With IBM Spectrum Scale Erasure Code Edition it is possible for either IBM Spectrum Scale Cluster Export Services with protocol software or customer applications to run directly on the storage servers if sufficient hardware resources are available. Customer applications must run in a constrained environment using Linux® cgroups or Docker containers. For protocol workloads with high performance requirements, the Cluster Export Services should run on separate nodes.

In both Elastic Storage Server (ESS) and IBM Spectrum Scale Erasure Code Edition, the IBM Spectrum Scale file system, and file system features are independent of the storage configuration.

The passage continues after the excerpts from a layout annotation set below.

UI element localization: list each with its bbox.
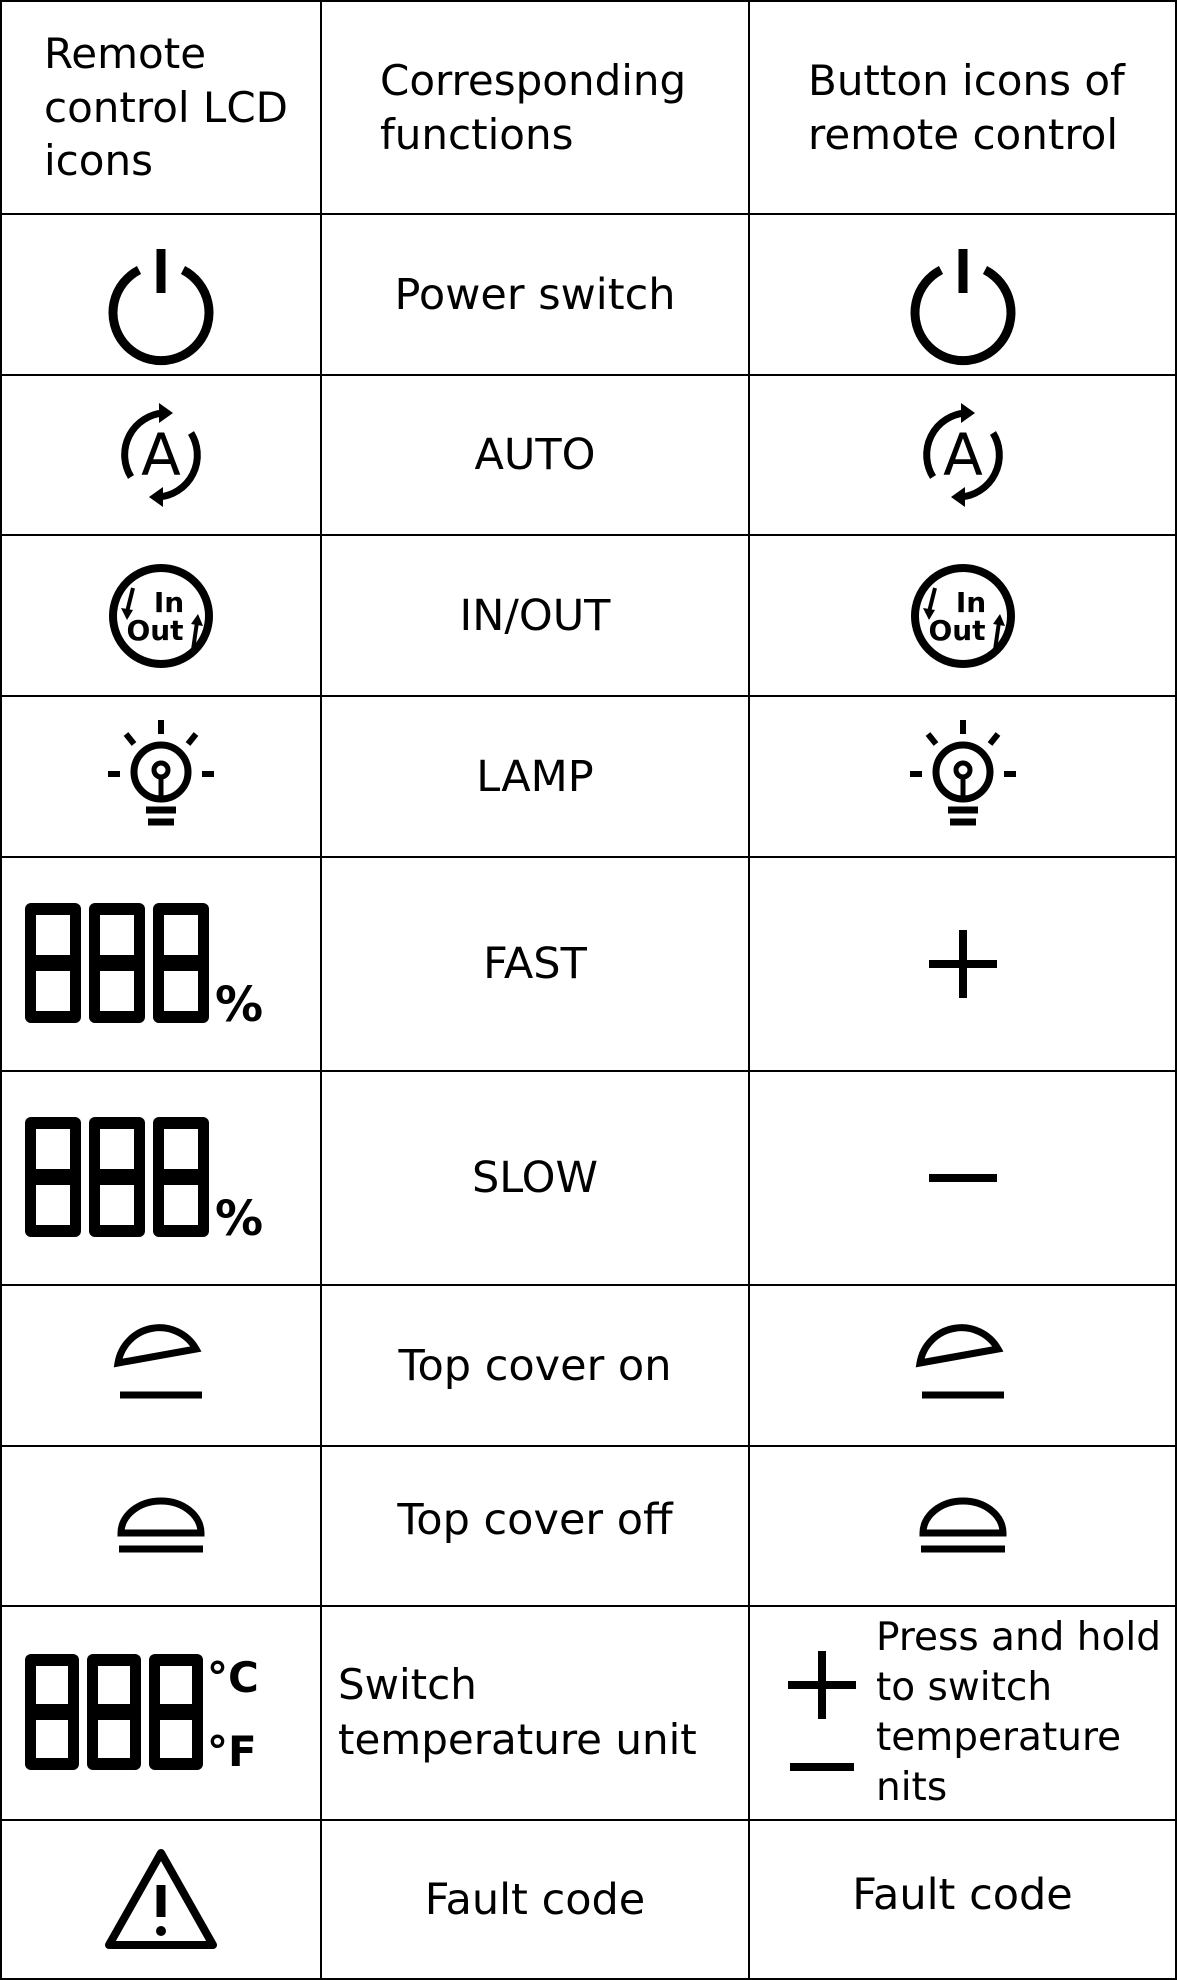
lcd-seven-segment-percent-icon: %	[2, 1072, 320, 1284]
svg-text:°C: °C	[207, 1653, 259, 1702]
function-switch-temperature-unit: Switch temperature unit	[338, 1660, 697, 1764]
function-in-out: IN/OUT	[459, 590, 611, 641]
lcd-seven-segment-percent-icon: %	[2, 858, 320, 1070]
lcd-in-out-icon: In Out	[2, 536, 320, 695]
press-hold-instruction: Press and hold to switch temperature nit…	[876, 1615, 1161, 1810]
lcd-lamp-icon	[2, 697, 320, 856]
button-lamp-icon	[750, 697, 1175, 856]
function-fault-code: Fault code	[424, 1874, 646, 1925]
svg-text:A: A	[943, 421, 983, 489]
header-functions: Corresponding functions	[380, 55, 687, 159]
header-lcd-icons: Remote control LCD icons	[44, 28, 289, 186]
svg-text:Out: Out	[126, 614, 183, 647]
svg-text:Out: Out	[928, 614, 985, 647]
header-button-icons: Button icons of remote control	[808, 55, 1125, 159]
lcd-warning-icon	[2, 1821, 320, 1978]
lcd-seven-segment-temperature-icon: °C °F	[2, 1607, 320, 1819]
button-fault-code-label: Fault code	[852, 1869, 1073, 1920]
function-power-switch: Power switch	[394, 269, 676, 320]
lcd-power-icon	[2, 215, 320, 374]
button-cover-closed-icon	[750, 1447, 1175, 1605]
function-fast: FAST	[483, 939, 587, 989]
function-slow: SLOW	[471, 1153, 599, 1203]
button-auto-icon: A	[750, 376, 1175, 534]
function-lamp: LAMP	[476, 751, 594, 802]
svg-text:%: %	[215, 977, 263, 1033]
function-auto: AUTO	[474, 430, 596, 480]
button-minus-icon	[750, 1072, 1175, 1284]
lcd-cover-open-icon	[2, 1286, 320, 1445]
lcd-auto-icon: A	[2, 376, 320, 534]
svg-text:%: %	[215, 1191, 263, 1247]
plus-minus-icon	[788, 1651, 856, 1771]
lcd-cover-closed-icon	[2, 1447, 320, 1605]
function-top-cover-on: Top cover on	[398, 1340, 672, 1391]
button-plus-icon	[750, 858, 1175, 1070]
button-cover-open-icon	[750, 1286, 1175, 1445]
button-plus-minus-cell: Press and hold to switch temperature nit…	[750, 1607, 1175, 1819]
button-power-icon	[750, 215, 1175, 374]
svg-text:°F: °F	[207, 1727, 257, 1776]
button-in-out-icon: In Out	[750, 536, 1175, 695]
svg-text:A: A	[141, 421, 181, 489]
function-top-cover-off: Top cover off	[397, 1495, 673, 1545]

A file system can be composed of NSDs provided by more than one recovery group, and the recovery groups can be from Elastic Storage Server (ESS) or IBM Spectrum Scale Erasure Code Edition or a combination of both. All of the IBM Spectrum Scale file system features can be used in a cluster with IBM Spectrum Scale Erasure Code Edition storage servers, but there are strict guidelines as to where the various components might run.

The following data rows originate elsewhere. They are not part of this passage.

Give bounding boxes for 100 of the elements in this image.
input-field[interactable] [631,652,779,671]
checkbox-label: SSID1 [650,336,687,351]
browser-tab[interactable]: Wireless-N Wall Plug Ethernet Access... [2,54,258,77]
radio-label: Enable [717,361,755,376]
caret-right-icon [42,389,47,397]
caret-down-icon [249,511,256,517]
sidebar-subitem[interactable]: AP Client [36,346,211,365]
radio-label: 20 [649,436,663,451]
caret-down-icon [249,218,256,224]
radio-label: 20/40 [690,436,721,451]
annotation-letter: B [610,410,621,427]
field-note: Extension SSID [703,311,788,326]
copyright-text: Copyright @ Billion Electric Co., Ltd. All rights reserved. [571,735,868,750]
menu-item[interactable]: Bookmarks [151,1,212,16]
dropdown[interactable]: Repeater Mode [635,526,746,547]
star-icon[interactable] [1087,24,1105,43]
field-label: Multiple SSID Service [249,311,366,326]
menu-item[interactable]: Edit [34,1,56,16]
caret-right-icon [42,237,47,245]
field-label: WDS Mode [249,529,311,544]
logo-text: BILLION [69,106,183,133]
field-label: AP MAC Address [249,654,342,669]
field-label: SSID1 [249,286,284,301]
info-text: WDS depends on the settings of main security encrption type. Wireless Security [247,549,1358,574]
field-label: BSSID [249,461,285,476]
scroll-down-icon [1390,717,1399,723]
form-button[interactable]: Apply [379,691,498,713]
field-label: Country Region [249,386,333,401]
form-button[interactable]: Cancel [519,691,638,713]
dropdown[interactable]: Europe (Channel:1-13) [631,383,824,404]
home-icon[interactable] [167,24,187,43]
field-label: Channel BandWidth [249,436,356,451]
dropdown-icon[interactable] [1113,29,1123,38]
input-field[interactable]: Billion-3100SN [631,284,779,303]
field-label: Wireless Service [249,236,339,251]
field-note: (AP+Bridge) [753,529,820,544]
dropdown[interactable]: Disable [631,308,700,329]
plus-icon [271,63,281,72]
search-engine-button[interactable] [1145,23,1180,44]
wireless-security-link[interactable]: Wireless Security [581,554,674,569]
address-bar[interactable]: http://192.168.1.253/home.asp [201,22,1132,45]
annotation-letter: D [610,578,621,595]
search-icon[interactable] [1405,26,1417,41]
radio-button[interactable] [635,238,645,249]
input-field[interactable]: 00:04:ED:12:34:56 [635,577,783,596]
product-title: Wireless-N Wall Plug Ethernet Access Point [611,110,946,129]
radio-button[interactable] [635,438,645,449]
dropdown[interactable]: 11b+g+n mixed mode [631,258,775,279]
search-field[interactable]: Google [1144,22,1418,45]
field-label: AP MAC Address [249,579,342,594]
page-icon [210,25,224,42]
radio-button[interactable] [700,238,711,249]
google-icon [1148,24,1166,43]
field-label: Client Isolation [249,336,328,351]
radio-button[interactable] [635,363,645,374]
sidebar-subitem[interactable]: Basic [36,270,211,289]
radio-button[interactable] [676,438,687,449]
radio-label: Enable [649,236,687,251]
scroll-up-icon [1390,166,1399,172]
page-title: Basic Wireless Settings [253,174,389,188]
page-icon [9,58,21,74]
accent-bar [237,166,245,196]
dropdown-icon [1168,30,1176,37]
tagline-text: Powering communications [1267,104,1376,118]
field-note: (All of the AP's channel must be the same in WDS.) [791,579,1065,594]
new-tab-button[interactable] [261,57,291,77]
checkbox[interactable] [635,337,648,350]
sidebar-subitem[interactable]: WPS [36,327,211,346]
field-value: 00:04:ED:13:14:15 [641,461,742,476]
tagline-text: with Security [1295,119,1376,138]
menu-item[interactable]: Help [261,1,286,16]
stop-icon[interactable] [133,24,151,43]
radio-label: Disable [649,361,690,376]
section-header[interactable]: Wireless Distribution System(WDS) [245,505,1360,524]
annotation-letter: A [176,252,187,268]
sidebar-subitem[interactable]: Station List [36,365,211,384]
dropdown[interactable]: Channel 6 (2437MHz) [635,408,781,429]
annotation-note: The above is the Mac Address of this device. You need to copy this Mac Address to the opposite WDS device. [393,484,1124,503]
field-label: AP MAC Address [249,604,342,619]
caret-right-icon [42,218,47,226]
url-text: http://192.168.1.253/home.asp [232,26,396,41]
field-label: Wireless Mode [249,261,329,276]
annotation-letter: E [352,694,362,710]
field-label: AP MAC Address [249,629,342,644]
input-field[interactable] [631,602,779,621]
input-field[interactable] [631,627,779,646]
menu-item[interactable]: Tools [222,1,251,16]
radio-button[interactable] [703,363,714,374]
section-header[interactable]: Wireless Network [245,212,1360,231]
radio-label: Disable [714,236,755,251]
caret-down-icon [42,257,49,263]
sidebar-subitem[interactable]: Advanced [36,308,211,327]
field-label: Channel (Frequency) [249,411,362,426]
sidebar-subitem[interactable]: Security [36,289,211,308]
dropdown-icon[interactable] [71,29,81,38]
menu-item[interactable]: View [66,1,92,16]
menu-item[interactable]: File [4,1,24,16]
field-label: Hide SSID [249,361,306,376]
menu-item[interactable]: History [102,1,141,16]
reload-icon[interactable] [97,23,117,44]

For an overview of IBM Spectrum Scale RAID, see the Introducing IBM Spectrum® Scale RAID topic in the IBM Spectrum Scale RAID: Administration.

Minimum hardware requirements

At a high level, you must have between 4 and 32 storage servers per Recovery Group (RG), and each server must be an x86 server running Red Hat® Enterprise Linux version 7.5 or 7.6. The storage configuration must be identical for all storage servers. The supported storage types are SAS-attached HDD or SSD drives, using specified LSI adapters, or enterprise-class NVMe drives. Each storage server must have at least one SSD or NVMe drive, this is used for a fast write cache as well as user data storage. For more information on hardware requirement, see Minimum hardware requirements and precheck.

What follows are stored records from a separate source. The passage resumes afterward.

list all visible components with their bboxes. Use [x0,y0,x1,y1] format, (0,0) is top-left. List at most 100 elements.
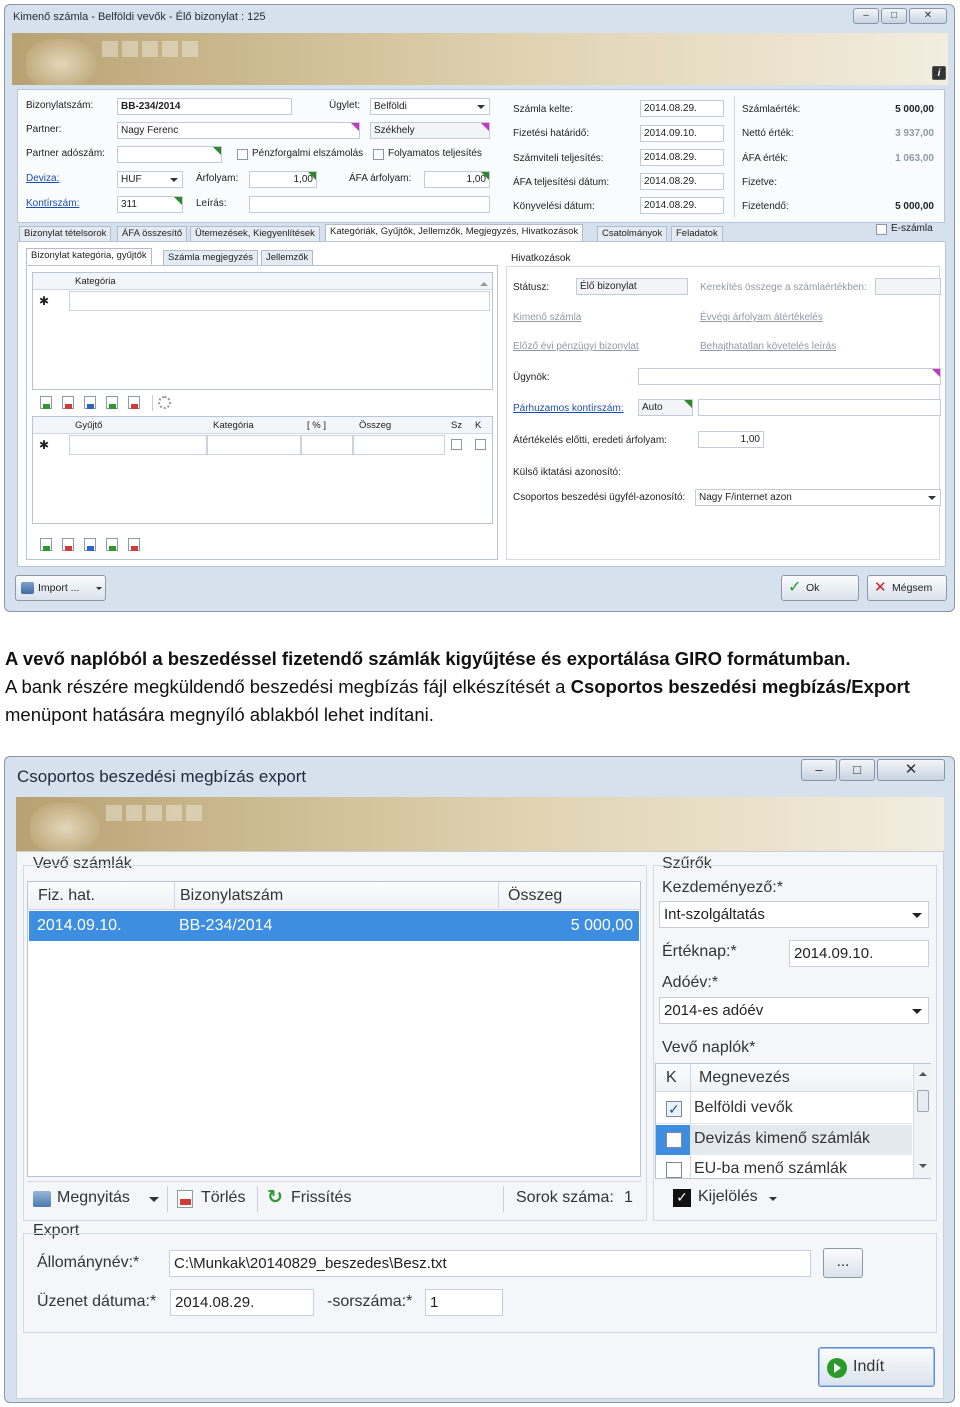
behajthatatlan-link[interactable]: Behajthatatlan követelés leírás [700,341,836,352]
tab-afa-osszesito[interactable]: ÁFA összesítő [117,226,188,242]
partner-field[interactable]: Nagy Ferenc [117,122,360,139]
kimeno-szamla-link[interactable]: Kimenő számla [513,312,581,323]
kategoria-header: Kategória [75,276,116,287]
scroll-down-icon[interactable] [919,1164,927,1172]
evvegi-link[interactable]: Évvégi árfolyam átértékelés [700,312,823,323]
add-row-icon[interactable] [40,538,52,551]
fiz-hat-header[interactable]: Fiz. hat. [38,887,95,905]
afa-arfolyam-field[interactable]: 1,00 [424,171,490,188]
list-item[interactable]: Devizás kimenő számlák [656,1125,912,1155]
tab-tetelsorok[interactable]: Bizonylat tételsorok [19,226,112,242]
list-item[interactable]: ✓ Belföldi vevők [656,1094,912,1124]
browse-button[interactable]: ... [823,1248,863,1278]
remove-icon[interactable] [128,538,140,551]
scroll-up-icon[interactable] [919,1068,927,1076]
table-row[interactable]: 2014.09.10. BB-234/2014 5 000,00 [29,911,639,941]
percent-cell[interactable] [301,435,353,455]
copy-row-icon[interactable] [84,396,96,409]
konyvelesi-field[interactable]: 2014.08.29. [640,197,724,214]
belfoldi-checkbox[interactable]: ✓ [666,1101,682,1117]
ok-button[interactable]: ✓ Ok [781,575,859,601]
erteknap-field[interactable]: 2014.09.10. [789,940,929,967]
close-button[interactable]: ✕ [909,8,947,24]
header-banner [16,797,944,851]
kijeloles-button[interactable]: ✓ Kijelölés [669,1185,789,1213]
edit-row-icon[interactable] [106,538,118,551]
deviza-dropdown[interactable]: HUF [117,171,183,188]
parhuzamos-desc-field[interactable] [698,399,941,416]
devizas-checkbox[interactable] [666,1132,682,1148]
ugylet-dropdown[interactable]: Belföldi [370,98,490,115]
minimize-button[interactable]: – [853,8,879,24]
sz-checkbox[interactable] [451,439,462,450]
parhuzamos-field[interactable]: Auto [638,399,693,416]
eszamla-checkbox[interactable] [876,224,887,235]
sorok-value: 1 [624,1189,633,1206]
kelte-field[interactable]: 2014.08.29. [640,100,724,117]
parhuzamos-link[interactable]: Párhuzamos kontírszám: [513,403,624,414]
settings-icon[interactable] [158,396,171,409]
bizonylatszam-header[interactable]: Bizonylatszám [180,887,283,905]
delete-row-icon[interactable] [62,538,74,551]
leiras-field[interactable] [249,196,490,213]
minimize-button[interactable]: – [801,759,837,781]
scroll-up-icon[interactable] [480,278,488,286]
indit-button[interactable]: Indít [818,1347,935,1387]
add-row-icon[interactable] [40,396,52,409]
uzenet-field[interactable]: 2014.08.29. [170,1289,314,1316]
tab-utemezesek[interactable]: Ütemezések, Kiegyenlítések [190,226,320,242]
adoszam-field[interactable] [117,146,222,163]
info-icon[interactable]: i [932,66,946,80]
close-button[interactable]: ✕ [877,759,945,781]
copy-row-icon[interactable] [84,538,96,551]
new-row-cell[interactable] [69,291,490,311]
ugynok-field[interactable] [638,368,941,385]
allomanynev-field[interactable]: C:\Munkak\20140829_beszedes\Besz.txt [169,1250,811,1277]
checkmark-icon: ✓ [788,579,802,596]
osszeg-header[interactable]: Összeg [508,887,562,905]
maximize-button[interactable]: □ [839,759,875,781]
eu-checkbox[interactable] [666,1162,682,1178]
gyujto-header: Gyűjtő [75,420,103,431]
penzforgalmi-checkbox[interactable] [237,149,248,160]
subtab-jellemzok[interactable]: Jellemzők [261,250,314,266]
kontirszam-link[interactable]: Kontírszám: [26,198,79,209]
k-checkbox[interactable] [475,439,486,450]
remove-icon[interactable] [128,396,140,409]
import-button[interactable]: Import ... [15,575,106,601]
folyamatos-checkbox[interactable] [373,149,384,160]
tab-kategoriak[interactable]: Kategóriák, Gyűjtők, Jellemzők, Megjegyz… [325,224,584,242]
frissites-button[interactable]: ↻ Frissítés [265,1186,361,1212]
cancel-button[interactable]: ✕ Mégsem [867,575,947,601]
scrollbar[interactable] [913,1064,931,1178]
gyujto-cell[interactable] [69,435,207,455]
subtab-kategoria[interactable]: Bizonylat kategória, gyűjtők [26,248,152,265]
csoportos-dropdown[interactable]: Nagy F/internet azon [695,489,941,506]
atertekeles-field[interactable]: 1,00 [698,431,764,448]
tab-feladatok[interactable]: Feladatok [671,226,723,242]
list-item[interactable]: EU-ba menő számlák [656,1156,912,1179]
kategoria-cell[interactable] [207,435,301,455]
osszeg-cell[interactable] [353,435,445,455]
szekhely-field[interactable]: Székhely [370,122,490,139]
hatarido-field[interactable]: 2014.09.10. [640,125,724,142]
sorszam-field[interactable]: 1 [425,1289,503,1316]
header-form: Bizonylatszám: BB-234/2014 Ügylet: Belfö… [17,89,945,223]
szamviteli-field[interactable]: 2014.08.29. [640,149,724,166]
kezdemenyezo-dropdown[interactable]: Int-szolgáltatás [659,901,929,928]
subtab-megjegyzes[interactable]: Számla megjegyzés [163,250,259,266]
deviza-link[interactable]: Deviza: [26,173,59,184]
megnyitas-button[interactable]: Megnyitás [31,1186,163,1212]
tab-csatolmanyok[interactable]: Csatolmányok [597,226,668,242]
maximize-button[interactable]: □ [881,8,907,24]
afa-telj-field[interactable]: 2014.08.29. [640,173,724,190]
arfolyam-field[interactable]: 1,00 [249,171,317,188]
bizonylatszam-field[interactable]: BB-234/2014 [117,98,292,115]
torles-button[interactable]: Törlés [175,1186,253,1212]
edit-row-icon[interactable] [106,396,118,409]
elozo-evi-link[interactable]: Előző évi pénzügyi bizonylat [513,341,639,352]
adoev-dropdown[interactable]: 2014-es adóév [659,997,929,1024]
delete-row-icon[interactable] [62,396,74,409]
kontirszam-field[interactable]: 311 [117,196,183,213]
szamlaertek-value: 5 000,00 [895,104,934,115]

Maximum storage nodes in a cluster

There can be up to 128 IBM Spectrum Scale Erasure Code Edition storage nodes in a IBM Spectrum Scale cluster, for example 4 RGs with 32 nodes each or 8 RGs with 16 nodes each, or some other combination that results in no more than 128 total storage nodes.

Network configurations

The network can be either Ethernet or InfiniBand, and must be at least 25 Gbps bandwidth, with an average latency of 1.0 msec or less between any two storage nodes. It is recommended to have a dedicated network for storage server traffic. In most cases, the overall storage performance is dictated by network bandwidth and latency. Your performance requirements must be carefully considered when selecting the network hardware and the network architecture for your IBM Spectrum Scale Erasure Code Edition cluster. For more information on networking requirements, see Network requirements and precheck.

Administration and maintenance procedures

IBM Spectrum Scale Erasure Code Edition administration and maintenance procedures are similar to Elastic Storage Server (ESS), but not identical. With IBM Spectrum Scale Erasure Code Edition, the customer is responsible for managing the storage server hardware and software. For example, the customer is responsible for updating any firmware as well as the operating system, including security updates, when needed. The majority of the IBM Spectrum Scale RAID maintenance commands are accomplished using the mmvdisk command. For details of IBM Spectrum Scale Erasure Code Edition admin and maintenance procedures, see Administering IBM Spectrum Scale Erasure Code Edition.

Health monitoring and problem determination

IBM Spectrum Scale Erasure Code Edition health monitoring and problem determination procedures rely on IBM Spectrum Scale mmhealth capabilities, as well as IBM Spectrum Scale RAID troubleshooting guidelines. For more details, see Troubleshooting.